Sensors inside all of your devices are capable of doing some pretty amazing things these days. Even as developers help uncover the many tricks and features that can be enabled with mobile sensors, a recent claim by app-maker Cardiogram says that they can be used for much more.
Cardiogram says heart rate sensors found inside standard wearables can actually detect early signs of diabetes. According to the company, its deep neural network, called DeepHeart, can accurately detect early signs of diabetes by analyzing data from various ordinary wearables, like smartwatches and fitness bands.
Cardiogram’s study, which, the company says has been validated by researchers from UCSF, is based on data collected from users of smart wearables from Apple, Fitbit, Garmin, and Android Wear devices.

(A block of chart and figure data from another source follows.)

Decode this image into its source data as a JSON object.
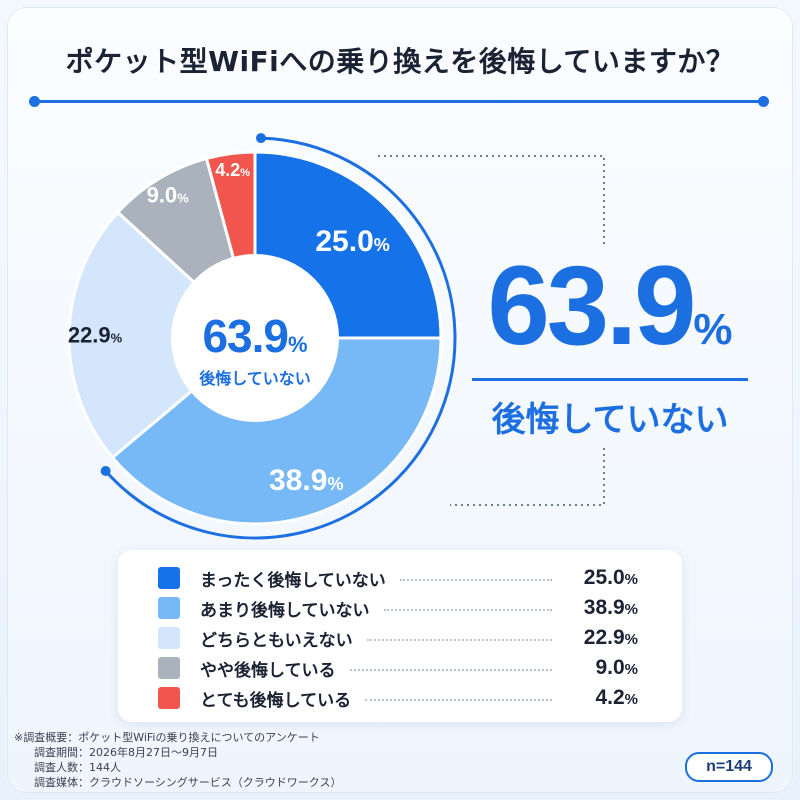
{
  "title": "ポケット型WiFiへの乗り換えを後悔していますか？",
  "chart_data": {
    "type": "pie",
    "title": "ポケット型WiFiへの乗り換えを後悔していますか？",
    "donut": true,
    "unit": "%",
    "start": "12 o'clock, clockwise",
    "slices": [
      {
        "label": "まったく後悔していない",
        "value": 25.0,
        "display": "25.0",
        "color": "#1672e8"
      },
      {
        "label": "あまり後悔していない",
        "value": 38.9,
        "display": "38.9",
        "color": "#76b9f6"
      },
      {
        "label": "どちらともいえない",
        "value": 22.9,
        "display": "22.9",
        "color": "#d3e6fb"
      },
      {
        "label": "やや後悔している",
        "value": 9.0,
        "display": "9.0",
        "color": "#a9b2bd"
      },
      {
        "label": "とても後悔している",
        "value": 4.2,
        "display": "4.2",
        "color": "#f0564d"
      }
    ],
    "center": {
      "value": "63.9",
      "unit": "%",
      "label": "後悔していない"
    },
    "highlight": {
      "value": "63.9",
      "unit": "%",
      "label": "後悔していない",
      "includes": [
        "まったく後悔していない",
        "あまり後悔していない"
      ]
    }
  },
  "notes": [
    "※調査概要：ポケット型WiFiの乗り換えについてのアンケート",
    "調査期間：2026年8月27日～9月7日",
    "調査人数：144人",
    "調査媒体：クラウドソーシングサービス（クラウドワークス）"
  ],
  "sample_size": "n=144",
  "colors": {
    "accent": "#1c6fe0",
    "text": "#1a2233"
  }
}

According to the company, its AI-based algorithm was able to distinguish between people with and without diabetes with 85 percent accuracy based on 200 million heart rate and step count measurements from 14,011 participants. The data was collected using the company’s Cardiogram app that is available for download from the Play Store and the App Store.
The paper was accepted to the 32nd AAAI Conference on Artificial Intelligence (AAAI-18) in New Orleans, where the company announced its findings on February 7 as part of its presentation titled, “DeepHeart: Semi-Supervised Sequence Learning for Cardiovascular Risk Prediction”.
It’s worth noting here that this is the first such large-scale study that seemingly suggests a co-relation between heart beats and diabetes, but according to Cardiogram’s co-founders, Johnson Hsieh and Brandon Ballinger, the research is based on the fact that the pancreas, which controls the insulin levels in the human body, is connected to the heart through the nervous system.
While a lot more research needs to happen in this field before we can say anything with any degree of certainty, preliminary findings from this one-off research seems to suggest that the heart rate changes with the change in a person’s blood sugar levels.